# don't know what to do



## DMM (Mar 20, 2013)

So my wife and i have been married for 3 years and been together 5 years. 2 years ago we had moved out of state and had to stay at my sisters place for a year and she had a boyfriend. a year later my revealed to me that she had recently been talking and flirting with him on facebook. i got angry we argued for days and she agredd to block him and delete her facebook. she promised me she wouldn't do if again. 3 days ago she had been extremly active on her facebook, after i trusted her enough again, and i looked into her messagez and she waz talking to the same guy plus another talking about trading picks. i confronted her about it and we have been fighting since. i dnt know wat i should do now
_Posted via Mobile Device_


----------



## dormant (Apr 3, 2012)

Any kids?


----------



## clipclop2 (Aug 16, 2013)

Tell her to go to him. And file for divorce.

I'm not kidding.

Go to Staples and buy a home divorce kit. Have the filled out papers on the table when she gets home.


----------



## Clay2013 (Oct 30, 2013)

I agree with CC. Tell her you are done and you will either see her change her tune in seconds or she will go. Do not accept anything less than a hundred percent. 

Clay


----------



## DMM (Mar 20, 2013)

We have a 1 year old daughter
_Posted via Mobile Device_


----------



## LongWalk (Apr 4, 2013)

The advice you are getting takes into account the best interests of your child. A marriage that is melting down slowly will end up splitting you. Better throw cold water on this and shock your wife out of her fantasies. If she and OM keep fishing, sooner or later she will hook one. 
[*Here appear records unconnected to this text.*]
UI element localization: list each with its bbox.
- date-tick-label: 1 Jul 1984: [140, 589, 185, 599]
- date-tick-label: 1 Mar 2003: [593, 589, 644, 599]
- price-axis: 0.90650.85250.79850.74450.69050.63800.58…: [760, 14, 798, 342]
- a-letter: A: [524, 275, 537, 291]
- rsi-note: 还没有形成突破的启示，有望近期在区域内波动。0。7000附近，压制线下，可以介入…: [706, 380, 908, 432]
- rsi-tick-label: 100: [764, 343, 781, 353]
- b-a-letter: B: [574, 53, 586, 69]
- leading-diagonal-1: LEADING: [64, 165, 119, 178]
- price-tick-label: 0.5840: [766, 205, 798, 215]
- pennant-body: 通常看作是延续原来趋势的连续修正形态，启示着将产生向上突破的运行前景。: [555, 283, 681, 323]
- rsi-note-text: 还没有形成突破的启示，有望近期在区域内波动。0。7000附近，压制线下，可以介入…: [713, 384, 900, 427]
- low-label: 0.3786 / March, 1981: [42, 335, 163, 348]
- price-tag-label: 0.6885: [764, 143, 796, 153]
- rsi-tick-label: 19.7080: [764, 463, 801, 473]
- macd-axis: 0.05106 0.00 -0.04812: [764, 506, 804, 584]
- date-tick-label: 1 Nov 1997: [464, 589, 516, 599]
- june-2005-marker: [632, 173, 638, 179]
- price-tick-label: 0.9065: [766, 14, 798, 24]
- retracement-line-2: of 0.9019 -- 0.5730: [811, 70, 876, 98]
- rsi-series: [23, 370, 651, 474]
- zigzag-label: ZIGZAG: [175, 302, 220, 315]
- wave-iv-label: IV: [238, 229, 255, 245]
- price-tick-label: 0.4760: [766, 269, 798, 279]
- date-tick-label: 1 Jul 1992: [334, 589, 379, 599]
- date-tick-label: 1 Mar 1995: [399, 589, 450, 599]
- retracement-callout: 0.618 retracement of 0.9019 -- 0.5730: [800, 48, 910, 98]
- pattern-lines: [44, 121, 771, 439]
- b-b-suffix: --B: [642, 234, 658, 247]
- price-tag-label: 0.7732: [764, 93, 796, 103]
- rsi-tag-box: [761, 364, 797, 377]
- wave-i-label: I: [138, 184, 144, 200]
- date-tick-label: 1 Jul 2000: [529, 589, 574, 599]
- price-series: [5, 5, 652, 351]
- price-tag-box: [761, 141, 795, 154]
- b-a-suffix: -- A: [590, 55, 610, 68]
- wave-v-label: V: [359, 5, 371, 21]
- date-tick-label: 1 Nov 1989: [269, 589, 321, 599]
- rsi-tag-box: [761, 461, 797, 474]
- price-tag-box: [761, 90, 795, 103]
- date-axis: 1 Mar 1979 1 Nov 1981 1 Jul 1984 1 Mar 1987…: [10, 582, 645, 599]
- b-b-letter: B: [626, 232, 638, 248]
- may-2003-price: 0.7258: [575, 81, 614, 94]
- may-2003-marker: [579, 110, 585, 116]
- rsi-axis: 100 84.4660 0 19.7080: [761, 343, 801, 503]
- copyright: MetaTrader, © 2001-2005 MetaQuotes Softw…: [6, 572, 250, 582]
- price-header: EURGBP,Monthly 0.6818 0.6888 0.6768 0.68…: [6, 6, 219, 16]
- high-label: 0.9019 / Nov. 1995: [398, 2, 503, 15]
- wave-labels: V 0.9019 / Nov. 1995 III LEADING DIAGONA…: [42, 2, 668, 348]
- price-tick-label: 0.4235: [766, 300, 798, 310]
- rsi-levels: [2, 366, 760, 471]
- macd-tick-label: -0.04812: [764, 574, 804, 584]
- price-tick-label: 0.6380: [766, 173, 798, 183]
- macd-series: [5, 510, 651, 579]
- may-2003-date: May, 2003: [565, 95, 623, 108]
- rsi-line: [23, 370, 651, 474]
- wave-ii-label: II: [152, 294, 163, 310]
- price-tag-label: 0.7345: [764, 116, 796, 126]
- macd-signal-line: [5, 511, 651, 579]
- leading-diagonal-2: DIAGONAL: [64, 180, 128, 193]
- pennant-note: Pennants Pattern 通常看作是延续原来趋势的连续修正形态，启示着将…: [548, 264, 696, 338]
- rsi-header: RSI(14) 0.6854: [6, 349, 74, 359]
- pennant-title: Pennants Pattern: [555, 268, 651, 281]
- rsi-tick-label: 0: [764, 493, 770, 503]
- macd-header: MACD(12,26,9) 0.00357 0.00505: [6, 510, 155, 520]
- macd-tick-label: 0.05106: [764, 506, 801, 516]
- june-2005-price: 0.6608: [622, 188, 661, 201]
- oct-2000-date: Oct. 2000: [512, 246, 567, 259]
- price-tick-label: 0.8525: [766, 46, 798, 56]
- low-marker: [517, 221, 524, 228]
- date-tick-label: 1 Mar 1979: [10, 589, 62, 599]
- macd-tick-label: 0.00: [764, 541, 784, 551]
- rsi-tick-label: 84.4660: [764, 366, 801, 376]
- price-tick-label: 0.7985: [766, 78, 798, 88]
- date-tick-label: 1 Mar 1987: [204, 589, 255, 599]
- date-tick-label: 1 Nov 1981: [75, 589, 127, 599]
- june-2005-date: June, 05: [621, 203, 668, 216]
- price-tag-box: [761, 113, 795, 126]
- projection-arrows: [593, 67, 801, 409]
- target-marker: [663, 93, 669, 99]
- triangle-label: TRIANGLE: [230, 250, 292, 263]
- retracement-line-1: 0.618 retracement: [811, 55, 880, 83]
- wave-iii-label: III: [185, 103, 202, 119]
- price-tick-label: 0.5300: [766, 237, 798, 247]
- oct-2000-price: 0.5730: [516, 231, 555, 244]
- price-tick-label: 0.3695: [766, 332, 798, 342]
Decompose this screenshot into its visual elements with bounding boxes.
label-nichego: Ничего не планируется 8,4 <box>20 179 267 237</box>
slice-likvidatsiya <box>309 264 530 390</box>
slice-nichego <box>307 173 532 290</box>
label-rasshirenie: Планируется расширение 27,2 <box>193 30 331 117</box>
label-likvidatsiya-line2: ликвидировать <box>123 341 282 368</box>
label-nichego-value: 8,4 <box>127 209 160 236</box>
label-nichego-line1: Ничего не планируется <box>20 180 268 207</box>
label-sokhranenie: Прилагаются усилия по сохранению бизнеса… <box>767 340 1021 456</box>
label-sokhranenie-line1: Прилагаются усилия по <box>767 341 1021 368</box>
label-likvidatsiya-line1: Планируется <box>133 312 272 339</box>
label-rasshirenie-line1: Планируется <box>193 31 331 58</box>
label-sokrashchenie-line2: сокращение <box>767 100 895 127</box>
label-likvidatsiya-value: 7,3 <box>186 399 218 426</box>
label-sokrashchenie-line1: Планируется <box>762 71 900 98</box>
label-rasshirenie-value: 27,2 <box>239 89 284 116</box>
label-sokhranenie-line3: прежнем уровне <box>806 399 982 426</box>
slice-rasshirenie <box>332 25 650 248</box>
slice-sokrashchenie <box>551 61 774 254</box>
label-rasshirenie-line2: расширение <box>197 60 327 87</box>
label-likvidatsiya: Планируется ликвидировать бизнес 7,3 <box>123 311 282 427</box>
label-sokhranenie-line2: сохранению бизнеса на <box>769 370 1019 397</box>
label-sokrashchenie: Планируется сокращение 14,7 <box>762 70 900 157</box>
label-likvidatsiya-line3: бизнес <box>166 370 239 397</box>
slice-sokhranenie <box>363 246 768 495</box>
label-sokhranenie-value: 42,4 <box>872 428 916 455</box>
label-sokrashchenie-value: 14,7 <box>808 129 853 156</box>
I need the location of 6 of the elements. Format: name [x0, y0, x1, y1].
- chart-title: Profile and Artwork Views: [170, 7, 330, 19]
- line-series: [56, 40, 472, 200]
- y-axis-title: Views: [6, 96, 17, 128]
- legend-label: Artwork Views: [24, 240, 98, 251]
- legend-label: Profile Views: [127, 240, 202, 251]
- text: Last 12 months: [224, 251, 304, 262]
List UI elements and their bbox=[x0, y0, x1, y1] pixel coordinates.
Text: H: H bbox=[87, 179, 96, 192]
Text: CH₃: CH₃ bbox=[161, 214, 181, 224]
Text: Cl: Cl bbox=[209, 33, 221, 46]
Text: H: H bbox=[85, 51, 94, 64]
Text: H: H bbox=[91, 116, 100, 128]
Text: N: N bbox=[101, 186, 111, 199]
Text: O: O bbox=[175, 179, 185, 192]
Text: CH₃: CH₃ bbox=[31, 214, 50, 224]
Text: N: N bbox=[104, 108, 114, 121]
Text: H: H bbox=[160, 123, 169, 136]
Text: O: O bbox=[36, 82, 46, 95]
Once the hook slides in, it's hard to get it out. By the way, the equipment is not made of metal.

_Posted via *Topify* using iPhone/iPad_


----------



## clipclop2 (Aug 16, 2013)

Your wife doesn't care about the one year old. You do. If you want to save your marriage you have todo it like a man. If you are going to be cautious you will lose her respect further. You've lost it to some degree already. But if you are not black and white and very strong on this issue you are toast.


----------



## DMM (Mar 20, 2013)

Thank you all for the advice i know what i have to do
_Posted via Mobile Device_


----------



## weightlifter (Dec 14, 2012)

Ask a moderator to move this to coping with infidelity. There are specialists there.


----------